Oh, the prolific zucchini
In late summer, gardeners of every skill level swear they’ll never plant another hill of zucchini, but by the time spring rolls around, the oft-maligned fruit winds up in the garden once again. Gardeners love zucchini in the spring because it performs so cheerfully and is usually the first squash to make it to the table. But midsummer bushels of the long, green or striped fruit leave gardeners wondering what to do with all the bounty.
Some fresh new ideas on how to eat up the excess is what people need..
Zucchini are best picked when 6 to 8 inches long, although they can grow to be 2 feet long.
The bigger the zucchini gets, the tougher it is, and the more seeds the fruit will contain. When purchasing, look for zucchini that have no bruises or broken skin.
They can be stored in the crisper drawer of your refrigerator for three to seven days before use. Do not keep zucchini too long or they get mushy.
One cup of raw zucchini contains only about 25 calories. As with all fresh vegetables, zucchini supplies many vitamins and minerals, including vitamins A and C, plus potassium, along with a healthy dose of fiber.
Has anyone ever handed you a large zucchini? Did you wonder what in the world you were going to do with this 2-foot-long squash? Don’t throw it away.
Younger and smaller zucchini are more tender, but the older, tougher ones still have their uses. They are great for stuffed zucchini, for dipping and frying, or for making zucchini Parmesan or zucchini bread.
My mother recently made eight loaves of bread from one very large zucchini.
Note: Salt is optional, but can be added to taste in all recipes.
Breaded and fried zucchini
1 zucchini, 8 to 18 inches
2 to 3 eggs
Italian bread crumbs
Pour 1/2 inch canola oil in 10- to 12-inch skillet and heat.
Wash zucchini and place on cutting board. Cut off ends and slice zucchini in even slices, 1/8- to 1/4-inch thick.
In soup bowl, crack eggs; whisk until frothy. Whisk in a little milk. Place bread crumbs in another soup bowl.
Line platter with paper towel and place platter on unlit burner behind skillet. As you fill platter with layers of zucchini, place another paper towel on top to absorb oil.

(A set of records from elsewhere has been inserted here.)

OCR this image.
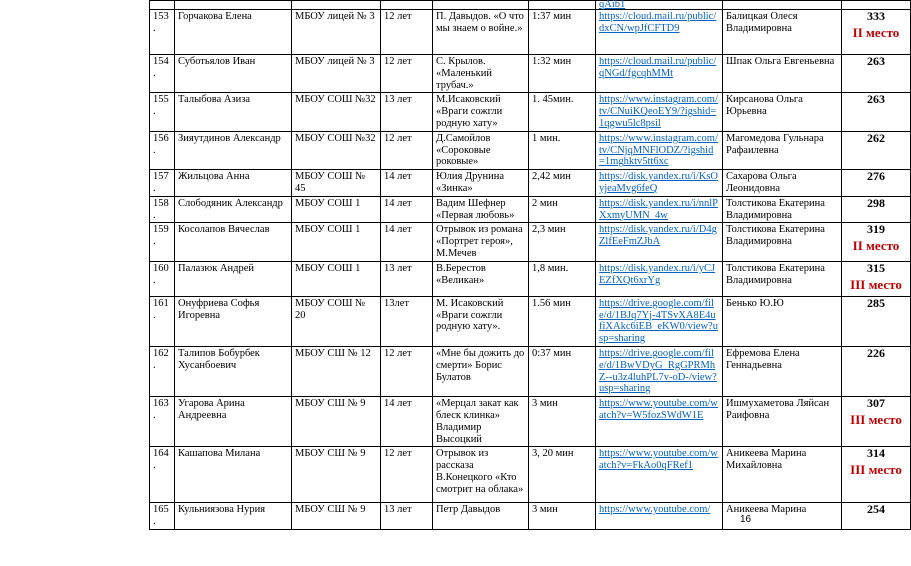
						qAib1		
153.	Горчакова Елена	МБОУ лицей № 3	12 лет	П. Давыдов. «О что мы знаем о войне.»	1:37 мин	https://cloud.mail.ru/public/dxCN/wpJfCFTD9	Балицкая Олеся Владимировна	333
II место

154.	Суботьялов Иван	МБОУ лицей № 3	12 лет	С. Крылов. «Маленький трубач.»	1:32 мин	https://cloud.mail.ru/public/qNGd/fgcqhMMt	Шпак Ольга Евгеньевна	263

155.	Талыбова Азиза	МБОУ СОШ №32	13 лет	М.Исаковский «Враги сожгли родную хату»	1. 45мин.	https://www.instagram.com/tv/CNuiKQeoEY9/?igshid=1qgwu5lc8psil	Кирсанова Ольга Юрьевна	263

156.	Зияутдинов Александр	МБОУ СОШ №32	12 лет	Д.Самойлов «Сороковые роковые»	1 мин.	https://www.instagram.com/tv/CNjqMNFlODZ/?igshid=1mghktv5tt6xc	Магомедова Гульнара Рафаилевна	262

157.	Жильцова Анна	МБОУ СОШ № 45	14 лет	Юлия Друнина «Зинка»	2,42 мин	https://disk.yandex.ru/i/KsOyjeaMvg6feQ	Сахарова Ольга Леонидовна	276

158.	Слободяник Александр	МБОУ СОШ 1	14 лет	Вадим Шефнер «Первая любовь»	2 мин	https://disk.yandex.ru/i/nnlPXxmyUMN_4w	Толстикова Екатерина Владимировна	298

159.	Косолапов Вячеслав	МБОУ СОШ 1	14 лет	Отрывок из романа «Портрет героя», М.Мечев	2,3 мин	https://disk.yandex.ru/i/D4gZlfEeFmZJbA	Толстикова Екатерина Владимировна	319
II место

160.	Палазюк Андрей	МБОУ СОШ 1	13 лет	В.Берестов «Великан»	1,8 мин.	https://disk.yandex.ru/i/yCJEZfXQt6xrYg	Толстикова Екатерина Владимировна	315
III место

161.	Онуфриева Софья Игоревна	МБОУ СОШ № 20	13лет	М. Исаковский «Враги сожгли родную хату».	1.56 мин	https://drive.google.com/file/d/1BJq7Yj-4TSvXA8E4ufiXAkc6iEB_eKW0/view?usp=sharing	Бенько Ю.Ю	285

162.	Талипов Бобурбек Хусанбоевич	МБОУ СШ № 12	12 лет	«Мне бы дожить до смерти» Борис Булатов	0:37 мин	https://drive.google.com/file/d/1BwVDyG_RgGPRMhZ--u3z4luhPL7v-oD-/view?usp=sharing	Ефремова Елена Геннадьевна	226

163.	Угарова Арина Андреевна	МБОУ СШ № 9	14 лет	«Мерцал закат как блеск клинка» Владимир Высоцкий	3 мин	https://www.youtube.com/watch?v=W5fozSWdW1E	Ишмухаметова Ляйсан Раифовна	307
III место

164.	Кашапова Милана	МБОУ СШ № 9	12 лет	Отрывок из рассказа В.Конецкого «Кто смотрит на облака»	3, 20 мин	https://www.youtube.com/watch?v=FkAo0qFRef1	Аникеева Марина Михайловна	314
III место

165.	Кульниязова Нурия	МБОУ СШ № 9	13 лет	Петр Давыдов	3 мин	https://www.youtube.com/	Аникеева Марина	254
16
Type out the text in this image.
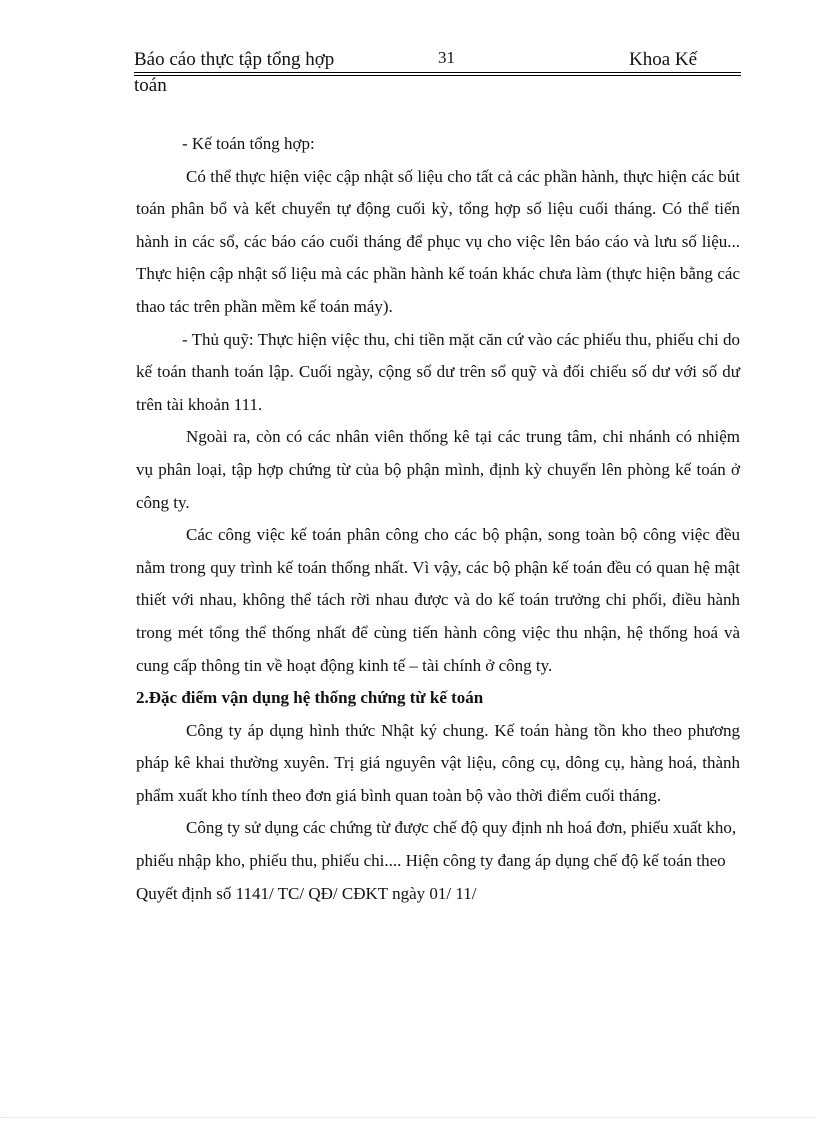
Báo cáo thực tập tổng hợp	31	Khoa Kế
toán

- Kế toán tổng hợp:

Có thể thực hiện việc cập nhật số liệu cho tất cả các phần hành, thực hiện các bút toán phân bổ và kết chuyển tự động cuối kỳ, tổng hợp số liệu cuối tháng. Có thể tiến hành in các sổ, các báo cáo cuối tháng để phục vụ cho việc lên báo cáo và lưu số liệu... Thực hiện cập nhật số liệu mà các phần hành kế toán khác chưa làm (thực hiện bằng các thao tác trên phần mềm kế toán máy).

- Thủ quỹ: Thực hiện việc thu, chi tiền mặt căn cứ vào các phiếu thu, phiếu chi do kế toán thanh toán lập. Cuối ngày, cộng số dư trên sổ quỹ và đối chiếu số dư với số dư trên tài khoản 111.

Ngoài ra, còn có các nhân viên thống kê tại các trung tâm, chi nhánh có nhiệm vụ phân loại, tập hợp chứng từ của bộ phận mình, định kỳ chuyển lên phòng kế toán ở công ty.

Các công việc kế toán phân công cho các bộ phận, song toàn bộ công việc đều nằm trong quy trình kế toán thống nhất. Vì vậy, các bộ phận kế toán đều có quan hệ mật thiết với nhau, không thể tách rời nhau được và do kế toán trưởng chi phối, điều hành trong mét tổng thể thống nhất để cùng tiến hành công việc thu nhận, hệ thống hoá và cung cấp thông tin về hoạt động kinh tế – tài chính ở công ty.

2.Đặc điểm vận dụng hệ thống chứng từ kế toán

Công ty áp dụng hình thức Nhật ký chung. Kế toán hàng tồn kho theo phương pháp kê khai thường xuyên. Trị giá nguyên vật liệu, công cụ, dông cụ, hàng hoá, thành phẩm xuất kho tính theo đơn giá bình quan toàn bộ vào thời điểm cuối tháng.

Công ty sử dụng các chứng từ được chế độ quy định nh hoá đơn, phiếu xuất kho, phiếu nhập kho, phiếu thu, phiếu chi.... Hiện công ty đang áp dụng chế độ kế toán theo Quyết định số 1141/ TC/ QĐ/ CĐKT ngày 01/ 11/
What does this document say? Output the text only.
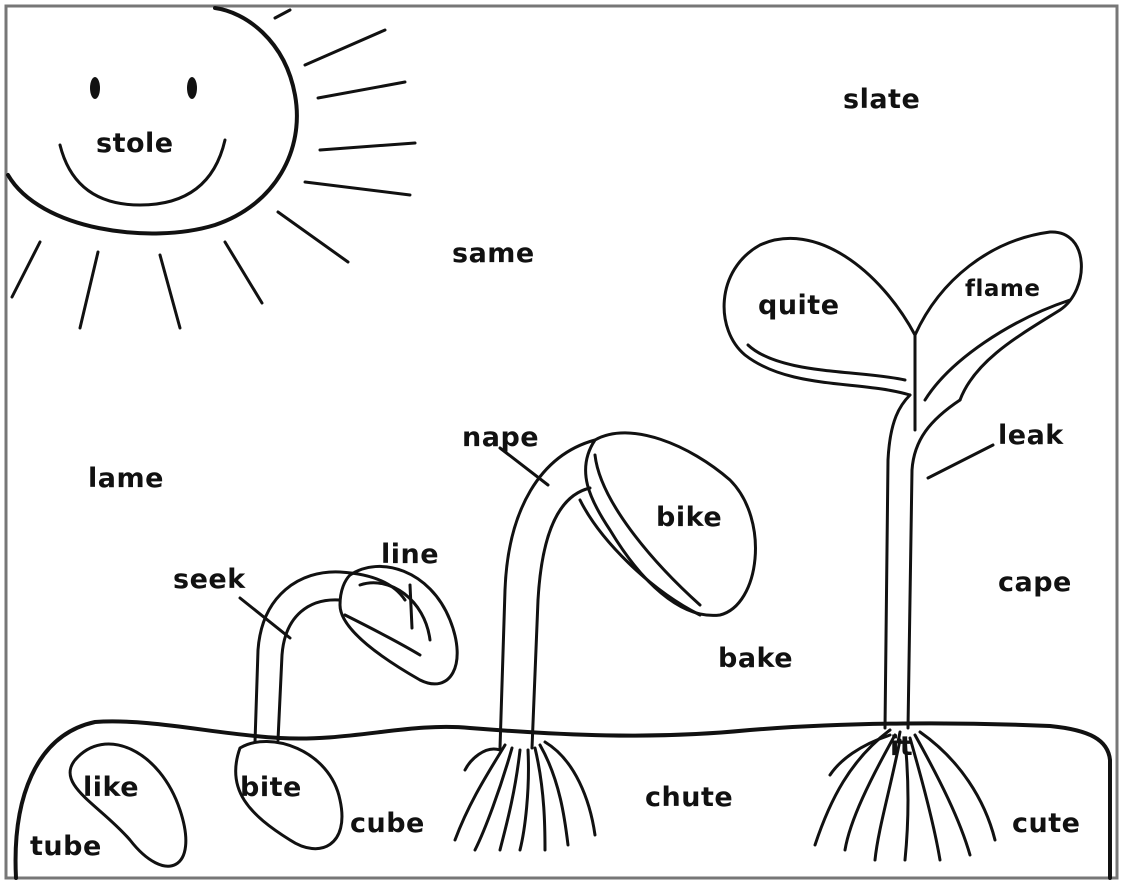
stole
slate
same
quite
flame
lame
nape	leak
bike
seek
line
cape
bake
like	bite
it
chute
tube
cube	cute
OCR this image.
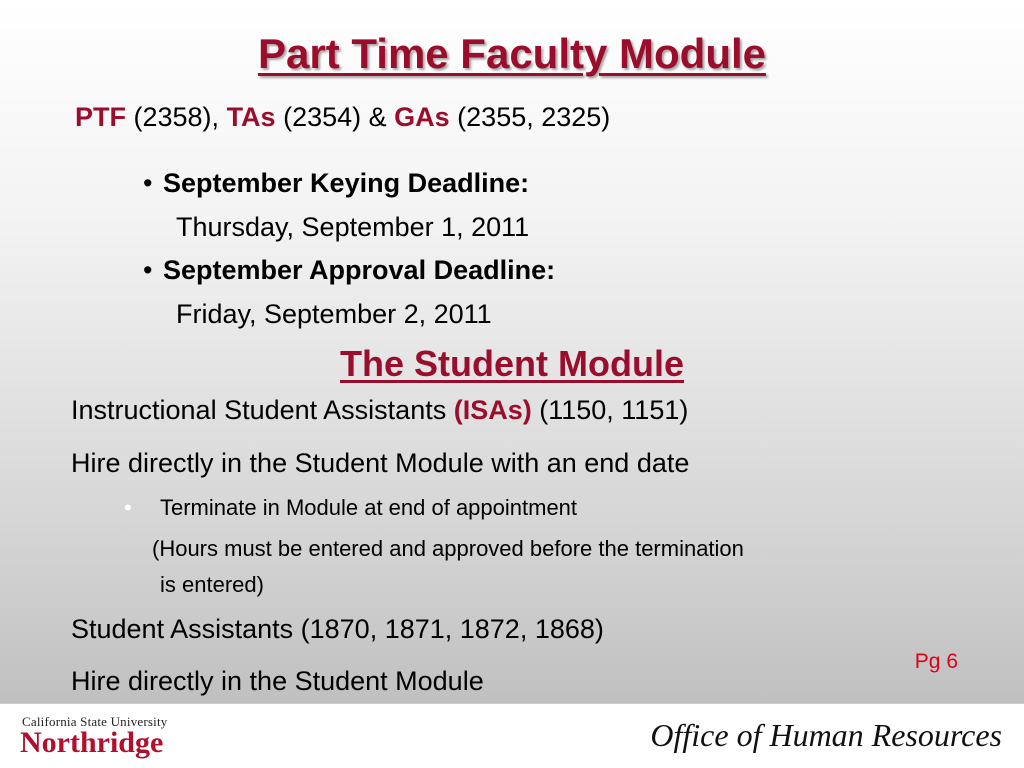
Part Time Faculty Module
PTF (2358), TAs (2354) & GAs (2355, 2325)
• September Keying Deadline:
Thursday, September 1, 2011
• September Approval Deadline:
Friday, September 2, 2011
The Student Module
Instructional Student Assistants (ISAs) (1150, 1151)
Hire directly in the Student Module with an end date
• Terminate in Module at end of appointment
(Hours must be entered and approved before the termination
is entered)
Student Assistants (1870, 1871, 1872, 1868)
Hire directly in the Student Module
Pg 6
California State University
Northridge	Office of Human Resources
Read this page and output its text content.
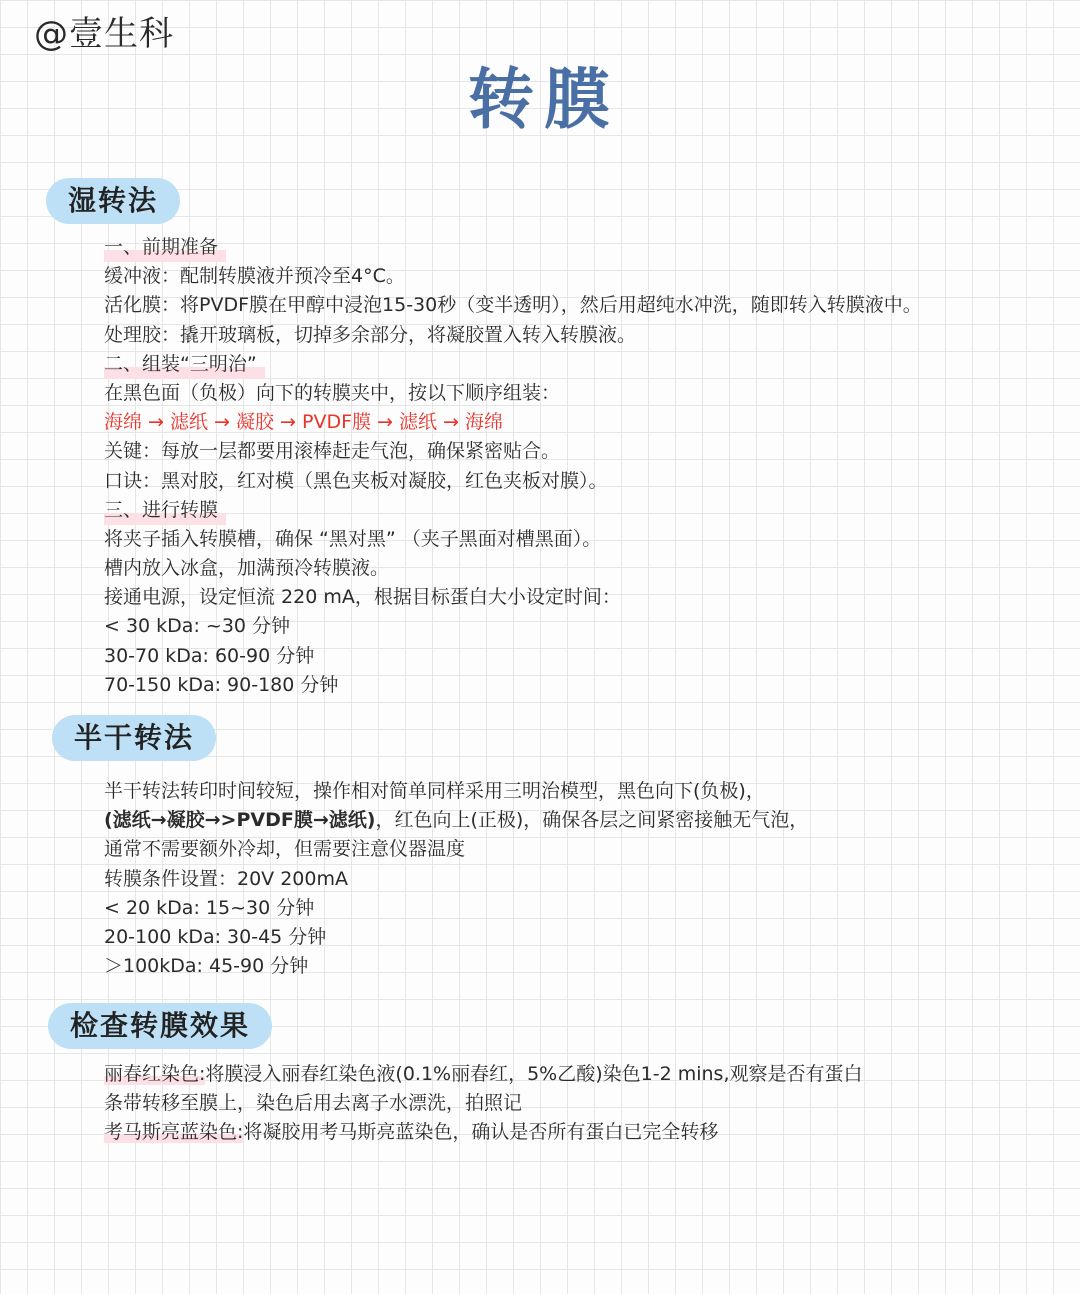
@壹生科
转膜
湿转法
一、前期准备
缓冲液：配制转膜液并预冷至4°C。
活化膜：将PVDF膜在甲醇中浸泡15-30秒（变半透明），然后用超纯水冲洗，随即转入转膜液中。
处理胶：撬开玻璃板，切掉多余部分，将凝胶置入转入转膜液。
二、组装“三明治”
在黑色面（负极）向下的转膜夹中，按以下顺序组装：
海绵 → 滤纸 → 凝胶 → PVDF膜 → 滤纸 → 海绵
关键：每放一层都要用滚棒赶走气泡，确保紧密贴合。
口诀：黑对胶，红对模（黑色夹板对凝胶，红色夹板对膜）。
三、进行转膜
将夹子插入转膜槽，确保 “黑对黑” （夹子黑面对槽黑面）。
槽内放入冰盒，加满预冷转膜液。
接通电源，设定恒流 220 mA，根据目标蛋白大小设定时间：
< 30 kDa: ~30 分钟
30-70 kDa: 60-90 分钟
70-150 kDa: 90-180 分钟
半干转法
半干转法转印时间较短，操作相对简单同样采用三明治模型，黑色向下(负极)，
(滤纸→凝胶→>PVDF膜→滤纸)，红色向上(正极)，确保各层之间紧密接触无气泡，
通常不需要额外冷却，但需要注意仪器温度
转膜条件设置：20V 200mA
< 20 kDa: 15~30 分钟
20-100 kDa: 30-45 分钟
＞100kDa: 45-90 分钟
检查转膜效果
丽春红染色:将膜浸入丽春红染色液(0.1%丽春红，5%乙酸)染色1-2 mins,观察是否有蛋白
条带转移至膜上，染色后用去离子水漂洗，拍照记
考马斯亮蓝染色:将凝胶用考马斯亮蓝染色，确认是否所有蛋白已完全转移
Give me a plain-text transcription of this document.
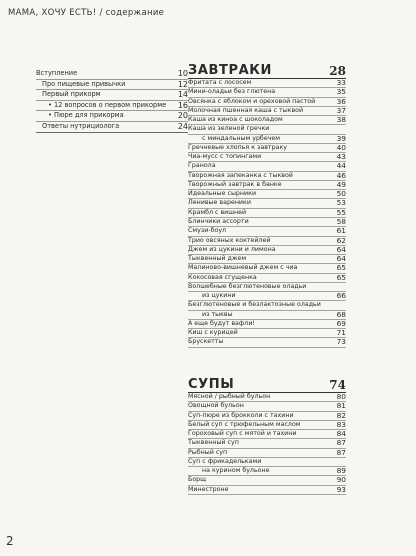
МАМА, ХОЧУ ЕСТЬ! / содержание
Вступление	10
Про пищевые привычки	12
Первый прикорм	14
• 12 вопросов о первом прикорме 16
• Пюре для прикорма	20
Ответы нутрициолога	24
ЗАВТРАКИ	28
Фритата с лососем	33
Мини-оладьи без глютена	35
Овсянка с яблоком и ореховой пастой	36
Молочная пшенная каша с тыквой	37
Каша из киноа с шоколадом	38
Каша из зеленой гречки
с миндальным урбечем	39
Гречневые хлопья к завтраку	40
Чиа-мусс с топингами	43
Гранола	44
Творожная запеканка с тыквой	46
Творожный завтрак в банке	49
Идеальные сырники	50
Ленивые вареники	53
Крамбл с вишней	55
Блинчики ассорти	58
Смузи-боул	61
Трио овсяных коктейлей	62
Джем из цукини и лимона	64
Тыквенный джем	64
Малиново-вишневый джем с чиа	65
Кокосовая сгущенка	65
Волшебные безглютеновые оладьи
из цукини	66
Безглютеновые и безлактозные оладьи
из тыквы	68
А еще будут вафли!	69
Киш с курицей	71
Брускетты	73
СУПЫ	74
Мясной / рыбный бульон	80
Овощной бульон	81
Суп-пюре из брокколи с тахини	82
Белый суп с трюфельным маслом	83
Гороховый суп с мятой и тахини	84
Тыквенный суп	87
Рыбный суп	87
Суп с фрикадельками
на курином бульоне	89
Борщ	90
Минестроне	93
2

With fork, pick up a slice of zucchini and place in egg mixture, coating both sides, then place in bread crumbs. Carefully add zucchini slice to hot oil in skillet. Brown bottom side, then flip and brown other side. Repeat with remaining zucchini.
These fried slices of zucchini can be eaten as a side dish (or just nibbled while cooking), or they can be cooled, then placed on a cookie sheet and frozen, then placed in a container and left in the freezer until needed for zucchini Parmesan.
The oil may have to be changed before all the zucchini slices have been fried because both the oil and the bread crumbs will start to burn. Put the oil in an empty coffee can or use paper towels to soak it up. Be careful, as the oil will be hot. Clean the pan and start again with fresh oil.
1 zucchini, 12 to 18 inches
1/2 to 1 pound ground beef or meatloaf mix (equal amounts beef, pork and veal)
1 can (14 to 16 ounces) corn, drained, or
1 box (16 ounces) frozen corn, thawed and drained, or leftovers (any amount) from corn on the cob
1 onion, chopped
1 green pepper, diced
1 tomato, chopped
3 to 4 eggs
1 box stuffing mix
Black pepper or crushed red pepper to taste
Grated or sliced mozzarella cheese
Heat oven to 350 degrees Grease a 9-by-13-inch baking dish; set aside.
Wash zucchini and place on cutting board. Cut off each end and slice zucchini in half lengthwise. Use tablespoon or serving spoon to scoop out seeds and make a hollow in each half. Place, hollow side up, in prepared dish.
In large bowl, combine remaining ingredients, except cheese. Spoon into zucchini hollows. Add water around zucchini to 1-inch depth.
Cover dish with foil, and bake for 1 to 2 hours, or until zucchini is tender.
Remove foil, and top each zucchini hollow with cheese. Bake for an additional 10 minutes, or until cheese is melted.
While frying the breaded zucchini, have a package of Italian sausage links cooking in a pot of water. When they are cooked, slice them on a platter or plate.
If using frozen fried and breaded zucchini, thaw while cooking sausage.
Spoon a little spaghetti sauce in the bottom of a covered casserole and spread it across the bottom of the dish. Place some Italian sausage in the sauce, then place a layer of fried zucchini.
Beginning and ending with spaghetti sauce, repeat layers until all ingredients have been used.
This can take more than one casserole dish depending on the size and amount of zucchini being used.
Top with grated cheese, and bake at 350 degrees until cheese is melted and sauce is bubbling around the edges.
These casseroles can be made up and placed in the freezer until needed. A day or two before baking, move from freezer to refrigerator to thaw.